Her husband charges an ERTE, but it is not enough to feed his four children and buy a computer so that the older ones, 15 and 16 years old, can do jobs.

On Saturdays he goes with his family to collect the food provided by the association, and this Thursday they have gone to get a computer.

"They would go down to the parlor, but they constantly need to have a computer.

And I can't give it to them," he

admits.

Verónica also has four children, two ages 14 and 16.

The work was done on her mobile phone or at her aunt's house,

who did have a computer.

"Yes or yes they needed a team, and they couldn't have it."

Now she works part-time, "but a computer is money I can't afford."

REVIEW ALL EQUIPMENT TO SOLVE FAULTS

"The 230 families who have requested a computer are in queues to collect food on Saturdays," Carmen recalls.

She is the one who keeps the list, organized by the age of the children:

Older than 12, from 12 to 10, up to 9.

"The latter, being the smallest, are the last to receive a computer," she explains tapping with your finger on that request block.

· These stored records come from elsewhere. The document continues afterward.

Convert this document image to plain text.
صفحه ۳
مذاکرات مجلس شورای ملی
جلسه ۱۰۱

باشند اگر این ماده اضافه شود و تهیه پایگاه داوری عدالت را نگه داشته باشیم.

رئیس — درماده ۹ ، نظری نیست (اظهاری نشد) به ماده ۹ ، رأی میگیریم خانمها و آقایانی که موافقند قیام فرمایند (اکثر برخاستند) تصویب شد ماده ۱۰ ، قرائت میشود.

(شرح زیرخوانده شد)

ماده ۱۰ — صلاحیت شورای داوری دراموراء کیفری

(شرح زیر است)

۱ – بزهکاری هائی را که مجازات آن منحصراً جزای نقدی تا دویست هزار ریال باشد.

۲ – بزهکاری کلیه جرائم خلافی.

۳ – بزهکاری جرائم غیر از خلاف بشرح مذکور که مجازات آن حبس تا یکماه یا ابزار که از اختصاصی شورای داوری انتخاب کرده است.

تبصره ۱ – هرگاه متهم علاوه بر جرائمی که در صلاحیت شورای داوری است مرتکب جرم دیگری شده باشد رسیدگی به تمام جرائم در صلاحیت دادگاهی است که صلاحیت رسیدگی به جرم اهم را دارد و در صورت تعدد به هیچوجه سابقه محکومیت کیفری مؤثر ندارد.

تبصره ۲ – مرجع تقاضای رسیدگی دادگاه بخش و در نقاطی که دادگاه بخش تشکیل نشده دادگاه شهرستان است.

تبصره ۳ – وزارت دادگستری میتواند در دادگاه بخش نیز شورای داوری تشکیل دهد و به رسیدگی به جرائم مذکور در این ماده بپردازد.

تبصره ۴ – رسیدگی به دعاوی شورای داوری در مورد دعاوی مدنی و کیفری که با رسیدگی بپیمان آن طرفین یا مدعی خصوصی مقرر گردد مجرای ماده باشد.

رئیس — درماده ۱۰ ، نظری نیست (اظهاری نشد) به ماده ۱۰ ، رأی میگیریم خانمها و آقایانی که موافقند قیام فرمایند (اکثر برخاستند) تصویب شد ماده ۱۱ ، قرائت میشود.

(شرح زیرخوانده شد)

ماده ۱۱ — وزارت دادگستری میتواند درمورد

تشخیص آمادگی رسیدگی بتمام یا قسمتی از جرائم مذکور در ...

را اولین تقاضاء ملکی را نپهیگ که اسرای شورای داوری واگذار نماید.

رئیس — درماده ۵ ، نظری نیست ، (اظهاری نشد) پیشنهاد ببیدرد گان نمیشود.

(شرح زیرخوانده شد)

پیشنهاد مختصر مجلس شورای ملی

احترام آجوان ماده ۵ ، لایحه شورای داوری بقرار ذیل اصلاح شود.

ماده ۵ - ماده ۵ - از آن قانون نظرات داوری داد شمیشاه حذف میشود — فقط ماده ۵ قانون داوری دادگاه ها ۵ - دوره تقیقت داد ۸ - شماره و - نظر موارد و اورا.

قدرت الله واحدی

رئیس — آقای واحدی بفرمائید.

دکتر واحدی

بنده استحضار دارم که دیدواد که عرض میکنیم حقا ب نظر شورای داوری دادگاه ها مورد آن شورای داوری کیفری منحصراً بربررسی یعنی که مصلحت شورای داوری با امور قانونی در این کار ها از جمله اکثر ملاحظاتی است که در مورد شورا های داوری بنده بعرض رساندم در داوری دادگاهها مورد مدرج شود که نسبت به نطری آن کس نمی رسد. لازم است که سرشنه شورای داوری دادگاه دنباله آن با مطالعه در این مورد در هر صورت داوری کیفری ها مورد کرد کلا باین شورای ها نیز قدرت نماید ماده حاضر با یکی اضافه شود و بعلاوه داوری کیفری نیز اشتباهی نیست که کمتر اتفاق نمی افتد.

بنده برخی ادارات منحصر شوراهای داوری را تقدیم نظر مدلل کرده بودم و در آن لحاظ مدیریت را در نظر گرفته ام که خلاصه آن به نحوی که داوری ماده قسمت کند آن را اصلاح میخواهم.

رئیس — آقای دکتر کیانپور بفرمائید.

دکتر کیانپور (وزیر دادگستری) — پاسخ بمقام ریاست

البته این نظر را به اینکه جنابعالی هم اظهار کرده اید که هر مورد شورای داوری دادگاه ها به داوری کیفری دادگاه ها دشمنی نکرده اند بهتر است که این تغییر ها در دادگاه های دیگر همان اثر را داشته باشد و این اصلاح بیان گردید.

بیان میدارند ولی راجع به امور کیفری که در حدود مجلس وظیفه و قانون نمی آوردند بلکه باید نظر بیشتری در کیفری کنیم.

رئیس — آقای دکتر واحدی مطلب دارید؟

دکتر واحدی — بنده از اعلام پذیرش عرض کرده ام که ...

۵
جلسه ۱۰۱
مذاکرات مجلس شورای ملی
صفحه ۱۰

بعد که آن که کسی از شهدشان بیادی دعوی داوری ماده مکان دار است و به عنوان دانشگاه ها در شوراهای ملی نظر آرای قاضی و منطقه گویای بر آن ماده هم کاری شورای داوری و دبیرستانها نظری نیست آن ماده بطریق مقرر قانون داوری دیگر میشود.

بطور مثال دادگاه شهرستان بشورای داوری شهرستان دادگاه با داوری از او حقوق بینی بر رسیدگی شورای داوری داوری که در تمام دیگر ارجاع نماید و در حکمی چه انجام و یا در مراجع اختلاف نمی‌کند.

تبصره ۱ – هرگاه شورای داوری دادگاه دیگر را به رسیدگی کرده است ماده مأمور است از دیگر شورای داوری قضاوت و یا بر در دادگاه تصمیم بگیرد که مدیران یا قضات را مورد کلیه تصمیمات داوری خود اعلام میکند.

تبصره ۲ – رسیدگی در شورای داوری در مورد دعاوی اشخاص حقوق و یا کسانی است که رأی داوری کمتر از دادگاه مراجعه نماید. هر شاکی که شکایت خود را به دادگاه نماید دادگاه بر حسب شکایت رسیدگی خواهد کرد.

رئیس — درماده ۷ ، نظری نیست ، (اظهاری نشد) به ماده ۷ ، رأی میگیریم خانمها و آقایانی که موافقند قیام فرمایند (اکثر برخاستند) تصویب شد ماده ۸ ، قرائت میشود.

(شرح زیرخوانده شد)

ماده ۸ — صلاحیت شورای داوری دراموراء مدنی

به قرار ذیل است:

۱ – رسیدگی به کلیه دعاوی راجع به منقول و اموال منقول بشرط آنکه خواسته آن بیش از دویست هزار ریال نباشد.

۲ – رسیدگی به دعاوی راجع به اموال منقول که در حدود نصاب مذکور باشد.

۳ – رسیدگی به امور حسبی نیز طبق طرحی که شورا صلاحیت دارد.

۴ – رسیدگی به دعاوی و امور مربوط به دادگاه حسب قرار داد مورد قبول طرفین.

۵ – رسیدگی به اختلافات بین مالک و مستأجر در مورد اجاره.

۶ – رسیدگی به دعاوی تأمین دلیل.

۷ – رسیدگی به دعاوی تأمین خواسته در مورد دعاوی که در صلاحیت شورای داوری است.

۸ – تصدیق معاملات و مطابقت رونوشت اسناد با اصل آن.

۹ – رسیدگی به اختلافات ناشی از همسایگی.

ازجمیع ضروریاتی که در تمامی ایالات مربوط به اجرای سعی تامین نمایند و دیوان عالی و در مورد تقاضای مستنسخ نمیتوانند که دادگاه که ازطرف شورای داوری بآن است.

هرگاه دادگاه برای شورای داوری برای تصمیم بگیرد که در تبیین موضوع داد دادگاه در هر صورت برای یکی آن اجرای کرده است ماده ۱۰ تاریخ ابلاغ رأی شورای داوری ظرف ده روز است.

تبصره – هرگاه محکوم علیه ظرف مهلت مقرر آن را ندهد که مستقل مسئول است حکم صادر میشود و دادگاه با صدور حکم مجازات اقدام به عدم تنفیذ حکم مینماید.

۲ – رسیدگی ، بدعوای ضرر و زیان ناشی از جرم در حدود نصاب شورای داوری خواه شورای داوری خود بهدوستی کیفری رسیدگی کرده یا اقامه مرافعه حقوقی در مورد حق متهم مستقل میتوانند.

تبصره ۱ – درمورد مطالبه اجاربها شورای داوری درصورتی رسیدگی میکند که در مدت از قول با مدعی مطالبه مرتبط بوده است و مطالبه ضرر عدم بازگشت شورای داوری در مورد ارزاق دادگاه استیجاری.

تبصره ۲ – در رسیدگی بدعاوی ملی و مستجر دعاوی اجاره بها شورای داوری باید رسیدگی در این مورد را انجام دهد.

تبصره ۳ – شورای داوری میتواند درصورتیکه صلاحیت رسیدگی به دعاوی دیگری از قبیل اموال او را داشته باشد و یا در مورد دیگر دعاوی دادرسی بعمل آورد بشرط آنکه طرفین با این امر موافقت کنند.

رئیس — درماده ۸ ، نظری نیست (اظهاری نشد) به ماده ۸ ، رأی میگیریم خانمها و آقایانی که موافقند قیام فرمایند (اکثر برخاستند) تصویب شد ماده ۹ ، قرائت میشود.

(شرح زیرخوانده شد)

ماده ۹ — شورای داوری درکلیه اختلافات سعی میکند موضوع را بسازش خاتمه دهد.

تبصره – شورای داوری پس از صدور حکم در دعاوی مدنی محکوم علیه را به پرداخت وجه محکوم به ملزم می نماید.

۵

Some workers from the Aluche Neighborhood Association prepare the equipment to be delivered to the familiesÁNGEL NAVARRETE

Carmen is also the one who sometimes has to explain to families

how to connect the different cables.

"Before I had no idea, I have learned from this."

Yolanda has no "technology idea" either, but struggles to go up and down the towers and monitors to the room where Marta and Adolfo check the equipment.

Specifically, they check if the processor, graphics card, RAM fails ... and then they put free software on them.

"We bet on Debian, which adapts very well to old equipment and continues to be updated," Adolfo says by phone.

A job that takes a long time, in fact about ten computers are delivered every week and about 58 have been delivered, but it will allow children to

navigate, write, watch videos, enter virtual classrooms and some will even be able to make video calls.

"There is still a certain inequality, because they are computers that do not support the applications and current connection power, but it is the best we can offer right now to fight the digital divide in these families", concludes Adolfo.